Ford Mustang Lithium vorgestellt

Ford Mustang Lithium: E-Sportler als Prototyp

Ford baut E-Mustang mit über 900 PS

Auf der SEMA stellte Ford den Mustang Lithium vor: Der Power-Ford hat einen Elektromotor mit satten 912 PS, 1365 Nm – und Sechsgang-Schaltung!
Dieses Auto ist anders! Und das liegt nicht nur daran, dass der Mustang Lithium, den Ford und der Partner Webasto auf der SEMA vorstellten, einen Elektro-Motor mit über 900 PS hat. Schließlich kündigte Ford mit dem neuen Mach-E schon einen Mustang mit ordentlich E-Power an. Der Lithium hebt sich vor allem durch sein Getriebe von seinen elektrischen Artgenossen ab, behält er doch eine manuelle Sechsgang-Schaltung. Normalerweise haben Elektro-Fahrzeuge kein Getriebe, oder zwei Fahrstufen, da sie in allen Fahrsituationen ein gleich hohes Drehmoment entwickeln. Dadurch steht genug Elastizität für alle Geschwindigkeiten zur Verfügung und der Fahrer könnte theoretisch ohne Schaltunterbrechungen beschleunigen.
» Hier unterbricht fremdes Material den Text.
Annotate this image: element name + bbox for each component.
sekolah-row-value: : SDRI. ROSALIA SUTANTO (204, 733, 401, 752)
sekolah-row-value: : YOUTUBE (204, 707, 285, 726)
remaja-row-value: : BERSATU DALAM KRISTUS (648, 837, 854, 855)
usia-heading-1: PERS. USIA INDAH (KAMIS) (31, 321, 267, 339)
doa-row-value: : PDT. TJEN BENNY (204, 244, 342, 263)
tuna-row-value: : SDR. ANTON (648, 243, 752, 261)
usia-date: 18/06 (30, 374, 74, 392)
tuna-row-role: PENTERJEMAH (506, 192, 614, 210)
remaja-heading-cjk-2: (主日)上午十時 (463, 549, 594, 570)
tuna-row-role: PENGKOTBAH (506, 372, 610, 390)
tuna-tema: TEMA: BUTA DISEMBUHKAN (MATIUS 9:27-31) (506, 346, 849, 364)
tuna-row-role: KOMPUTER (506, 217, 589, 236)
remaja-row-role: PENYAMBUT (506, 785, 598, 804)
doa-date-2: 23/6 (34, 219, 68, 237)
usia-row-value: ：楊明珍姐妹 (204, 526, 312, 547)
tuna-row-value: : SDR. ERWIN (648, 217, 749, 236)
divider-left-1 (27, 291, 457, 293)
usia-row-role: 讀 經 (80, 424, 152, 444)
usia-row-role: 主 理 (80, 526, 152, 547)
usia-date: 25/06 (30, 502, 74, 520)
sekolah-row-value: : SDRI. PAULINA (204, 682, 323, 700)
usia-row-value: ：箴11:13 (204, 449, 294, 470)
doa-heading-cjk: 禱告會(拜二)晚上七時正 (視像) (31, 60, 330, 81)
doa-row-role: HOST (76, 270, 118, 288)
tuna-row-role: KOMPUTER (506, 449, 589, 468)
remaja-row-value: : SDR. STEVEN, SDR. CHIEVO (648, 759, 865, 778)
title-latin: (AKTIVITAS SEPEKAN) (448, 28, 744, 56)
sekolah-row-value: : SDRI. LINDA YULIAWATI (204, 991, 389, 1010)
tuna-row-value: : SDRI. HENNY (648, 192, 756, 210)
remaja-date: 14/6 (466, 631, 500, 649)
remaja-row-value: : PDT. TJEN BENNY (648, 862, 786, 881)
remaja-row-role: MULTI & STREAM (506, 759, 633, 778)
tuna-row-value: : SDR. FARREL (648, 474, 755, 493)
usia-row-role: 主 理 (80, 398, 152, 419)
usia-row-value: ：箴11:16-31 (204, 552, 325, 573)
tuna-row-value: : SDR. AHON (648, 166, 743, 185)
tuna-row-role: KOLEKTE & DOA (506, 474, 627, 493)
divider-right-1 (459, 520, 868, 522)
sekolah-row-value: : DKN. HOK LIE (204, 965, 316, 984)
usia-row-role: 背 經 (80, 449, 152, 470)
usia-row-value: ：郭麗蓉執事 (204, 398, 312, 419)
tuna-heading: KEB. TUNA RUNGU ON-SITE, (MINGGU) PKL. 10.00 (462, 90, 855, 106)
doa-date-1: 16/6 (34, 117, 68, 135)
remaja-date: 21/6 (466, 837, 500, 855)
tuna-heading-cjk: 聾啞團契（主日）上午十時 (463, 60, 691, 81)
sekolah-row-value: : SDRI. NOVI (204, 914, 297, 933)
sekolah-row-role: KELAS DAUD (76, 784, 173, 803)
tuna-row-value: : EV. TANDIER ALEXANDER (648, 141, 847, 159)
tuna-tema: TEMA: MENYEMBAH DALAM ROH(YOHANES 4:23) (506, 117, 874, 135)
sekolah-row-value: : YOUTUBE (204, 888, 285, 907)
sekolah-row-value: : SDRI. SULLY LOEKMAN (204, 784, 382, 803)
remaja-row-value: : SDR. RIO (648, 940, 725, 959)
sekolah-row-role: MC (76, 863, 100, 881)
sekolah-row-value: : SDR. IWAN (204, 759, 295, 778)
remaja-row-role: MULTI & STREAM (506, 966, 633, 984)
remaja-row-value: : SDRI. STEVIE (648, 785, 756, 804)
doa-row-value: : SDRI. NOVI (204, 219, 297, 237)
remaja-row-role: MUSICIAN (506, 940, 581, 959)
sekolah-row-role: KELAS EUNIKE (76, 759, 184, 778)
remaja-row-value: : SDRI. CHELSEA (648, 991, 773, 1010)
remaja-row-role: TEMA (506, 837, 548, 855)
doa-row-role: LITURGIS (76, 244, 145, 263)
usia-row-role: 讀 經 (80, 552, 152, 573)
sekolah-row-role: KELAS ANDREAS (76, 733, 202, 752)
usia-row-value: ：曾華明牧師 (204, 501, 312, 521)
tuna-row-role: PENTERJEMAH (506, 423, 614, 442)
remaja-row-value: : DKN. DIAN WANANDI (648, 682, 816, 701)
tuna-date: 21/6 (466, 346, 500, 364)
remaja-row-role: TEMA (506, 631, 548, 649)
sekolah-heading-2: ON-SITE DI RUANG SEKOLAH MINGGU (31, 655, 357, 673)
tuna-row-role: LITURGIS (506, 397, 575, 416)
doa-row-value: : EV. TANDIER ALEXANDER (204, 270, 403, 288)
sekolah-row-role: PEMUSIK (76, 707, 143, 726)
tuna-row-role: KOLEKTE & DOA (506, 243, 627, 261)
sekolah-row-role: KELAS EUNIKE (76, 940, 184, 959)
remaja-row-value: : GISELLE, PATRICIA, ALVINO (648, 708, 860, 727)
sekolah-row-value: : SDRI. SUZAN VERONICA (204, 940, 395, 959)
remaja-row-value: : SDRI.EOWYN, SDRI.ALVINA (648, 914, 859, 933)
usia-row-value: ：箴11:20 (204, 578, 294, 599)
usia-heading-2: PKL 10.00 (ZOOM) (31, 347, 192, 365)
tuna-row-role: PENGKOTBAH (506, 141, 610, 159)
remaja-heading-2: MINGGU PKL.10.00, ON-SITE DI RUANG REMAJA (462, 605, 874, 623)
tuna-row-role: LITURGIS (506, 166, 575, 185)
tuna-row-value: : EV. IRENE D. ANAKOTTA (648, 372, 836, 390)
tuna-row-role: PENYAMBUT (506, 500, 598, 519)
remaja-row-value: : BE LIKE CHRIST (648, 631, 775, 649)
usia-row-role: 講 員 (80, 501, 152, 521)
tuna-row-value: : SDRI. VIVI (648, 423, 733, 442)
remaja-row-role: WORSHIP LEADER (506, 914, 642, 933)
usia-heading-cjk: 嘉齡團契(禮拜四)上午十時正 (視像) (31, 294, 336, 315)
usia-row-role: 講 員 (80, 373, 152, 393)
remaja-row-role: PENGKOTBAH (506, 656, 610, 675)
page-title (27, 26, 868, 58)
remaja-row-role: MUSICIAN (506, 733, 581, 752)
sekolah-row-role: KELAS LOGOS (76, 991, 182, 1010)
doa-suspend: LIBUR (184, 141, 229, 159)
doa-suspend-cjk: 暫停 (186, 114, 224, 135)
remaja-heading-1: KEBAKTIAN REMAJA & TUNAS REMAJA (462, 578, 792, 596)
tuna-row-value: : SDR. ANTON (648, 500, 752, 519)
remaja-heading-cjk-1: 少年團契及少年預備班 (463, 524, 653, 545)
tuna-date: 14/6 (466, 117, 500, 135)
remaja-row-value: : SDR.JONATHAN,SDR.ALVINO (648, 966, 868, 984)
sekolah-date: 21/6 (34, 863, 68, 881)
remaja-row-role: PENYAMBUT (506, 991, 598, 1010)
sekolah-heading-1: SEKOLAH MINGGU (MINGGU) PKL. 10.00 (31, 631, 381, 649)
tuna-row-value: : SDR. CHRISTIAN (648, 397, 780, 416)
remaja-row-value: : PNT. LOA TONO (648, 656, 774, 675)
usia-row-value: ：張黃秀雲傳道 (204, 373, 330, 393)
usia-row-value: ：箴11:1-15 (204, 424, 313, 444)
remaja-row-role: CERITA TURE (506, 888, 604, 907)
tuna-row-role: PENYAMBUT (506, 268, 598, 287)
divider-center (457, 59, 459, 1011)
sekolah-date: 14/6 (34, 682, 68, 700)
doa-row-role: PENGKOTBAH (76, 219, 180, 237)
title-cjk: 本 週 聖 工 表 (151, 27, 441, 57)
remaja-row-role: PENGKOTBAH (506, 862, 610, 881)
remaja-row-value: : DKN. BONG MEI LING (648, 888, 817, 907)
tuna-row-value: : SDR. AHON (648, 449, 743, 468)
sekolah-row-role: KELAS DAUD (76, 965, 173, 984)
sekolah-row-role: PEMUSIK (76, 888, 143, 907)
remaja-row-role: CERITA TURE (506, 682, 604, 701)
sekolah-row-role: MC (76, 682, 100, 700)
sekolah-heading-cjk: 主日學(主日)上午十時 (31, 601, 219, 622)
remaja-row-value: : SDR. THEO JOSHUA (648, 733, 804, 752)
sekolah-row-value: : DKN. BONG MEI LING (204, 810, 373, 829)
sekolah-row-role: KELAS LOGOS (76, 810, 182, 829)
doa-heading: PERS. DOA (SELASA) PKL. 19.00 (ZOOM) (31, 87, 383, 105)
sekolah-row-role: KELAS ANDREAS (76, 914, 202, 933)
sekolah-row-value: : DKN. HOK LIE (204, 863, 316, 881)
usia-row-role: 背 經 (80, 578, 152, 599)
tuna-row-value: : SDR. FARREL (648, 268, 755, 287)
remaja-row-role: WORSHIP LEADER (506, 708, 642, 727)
Man kann nur spekulieren, warum Ford und die Ingenieure von Webasto das Sechsgang-Getriebe im Mustang beließen. Scheuten sie den Aufwand, den gesamten Antriebsstrang neu zu gestalten?

Satte 912 PS und 1355 Nm!

Wie bei Tesla: Der Touchscreen steckt in der Mittelkonsole.

Der Mustang Lithium ist erstmal ein Prototyp, der mit satten 912 PS und einem maximalen Drehmoment von 1355 Nm vielen klassischen Muscle-Cars in Sachen Power weit voraus ist. Der Fahrer kann über einen Touchscreen in der Mittelkonsole zwischen vier Antriebsarten wählen: Valet, Sport, Track und Beast. Die Energie für den Elektro-Motor stellt ein Batterie-System von Webasto mit moderner 800-Volt-Technik, die auch im Porsche Taycan zum Einsatz kommt. Die Technologie soll im Vergleich mit der etablierten 400-Volt-Technik leichter und leistungsstärker sein, zudem für eine geringere Wärmeentwicklung sorgen. Konkrete Details zu Beschleunigung, Höchstgeschwindigkeit und Reichweite gab Ford bislang nicht bekannt.

Motorhaube mit Fenster

Schickes Teil: Der Lithium ist nah am Serien-Mustang dran. Neu sind die 20-Zoll-Schmiederäder.

Optisch gibt sich der E-Mustang seriennah, die auffälligsten Modifikationen sind der Carbon-Spoiler und die Motorhaube mit den kleinen Fenstern, durch die man den Motor anschauen kann. Zudem liegt der Lithium etwa zweieinhalb Zentimeter tiefer als die Basis, steht dabei auf gewichtsoptimierten 20-Zoll-Schmiederädern. Im Innenraum bestimmen neben dem 10,4 Zoll großen Touchscreen die Farben Schwarz und Hellblau das Bild. Die Fahrer nehmen auf ledernen Recaro-Sitzen Platz. Ford will bis 2022 rund 11,5 Milliarden Dollar in die Produktion von Elektro-Autos stecken, der Lithium soll einen Ausblick auf kommende Top-Modelle geben. Eine Serien-Version des 900-PS-Mustang ist aber nicht geplant.